Mercedes boss Toto Wolff has admitted that in today's German Grand Prix the team waited eight seconds before servicing Nico Rosberg's car rather than five required to serve his in-race penalty, as the team's stopwatch broke.
Rosberg passed Max Verstappen's Red Bull at the hairpin on lap 28 of today's Hockenheim race, but later had to take a five-second penalty for 'forcing another car off the track' in the manouvere, to be served at his next pit stop.
But observers noticed that the team waited over eight seconds before servicing the Mercedes, something Wolff said was simply down to their stopwatch breaking.
"Even in a Formula One team with all the high tech if you get to take out an instrument you usually don't use like a stopwatch they can fail" he said, "and the stopwatch didn't start properly and once we realised we had to take it safe and this is why it took longer than normal.
"The damn thing failed."
On the incident with Verstappen that got Rosberg his penalty, Wolff's main concern was steward consistency. "What I'd like to have is consistent penalties, so everybody knows what to do.

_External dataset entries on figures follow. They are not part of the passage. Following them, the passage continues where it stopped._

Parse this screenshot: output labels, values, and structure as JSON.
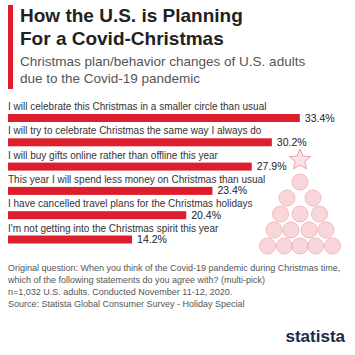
{
  "chart_data": {
    "type": "bar",
    "title": "How the U.S. is Planning For a Covid-Christmas",
    "subtitle": "Christmas plan/behavior changes of U.S. adults due to the Covid-19 pandemic",
    "categories": [
      "I will celebrate this Christmas in a smaller circle than usual",
      "I will try to celebrate Christmas the same way I always do",
      "I will buy gifts online rather than offline this year",
      "This year I will spend less money on Christmas than usual",
      "I have cancelled travel plans for the Christmas holidays",
      "I'm not getting into the Christmas spirit this year"
    ],
    "values": [
      33.4,
      30.2,
      27.9,
      23.4,
      20.4,
      14.2
    ],
    "value_labels": [
      "33.4%",
      "30.2%",
      "27.9%",
      "23.4%",
      "20.4%",
      "14.2%"
    ],
    "color": "#dd1f2d",
    "orientation": "horizontal",
    "data_labels": true,
    "tick_labels": false,
    "grid": false,
    "ylim": [
      0,
      38
    ],
    "notes": [
      "Original question: When you think of the Covid-19 pandemic during Christmas time, which of the following statements do you agree with? (multi-pick)",
      "n=1,032 U.S. adults. Conducted November 11-12, 2020.",
      "Source: Statista Global Consumer Survey - Holiday Special"
    ],
    "brand": "statista"
  }
}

"People get pushed out of the circuit all the time, one has been penalised the other not.
"I can sympathise with the five-second penalty, it's not that I'm saying it was completely wrong it's just important to know if and when and what the penalty is."
Rosberg's race initially went wrong with a very poor start, which dropped him from pole to fourth place at the first turn, which also was were he finished. "The initial getaway looked to be OK" said Wolff, "but probably the clutch was a bit overengaged and caused a lot of slip in the second phase."
Wolff admitted too that Rosberg's set-up seemed poor today too. "We had not really a good set-up overall, and he was lacking grip. When he was trying to go faster and trying to attack he probably overheated the tyres and lacked pace."
The Mercedes boss was confident however that Rosberg would bounce back in the title fight from his disappointing race. "There's still nine races to go, more than 200 points to collect" he said.
"You know on a day like today, you're having a s****y start, you're losing two positions, you battle your way back, you get penalised, instead of spending five seconds in the stands you're spending eight seconds in the stands. There is a human being in the car, and on top of that a set-up that probably overheated the tyres. So you put that all together…
"He's mentally very strong, and nothing's done yet…I've no doubt he will come back very strong in Spa."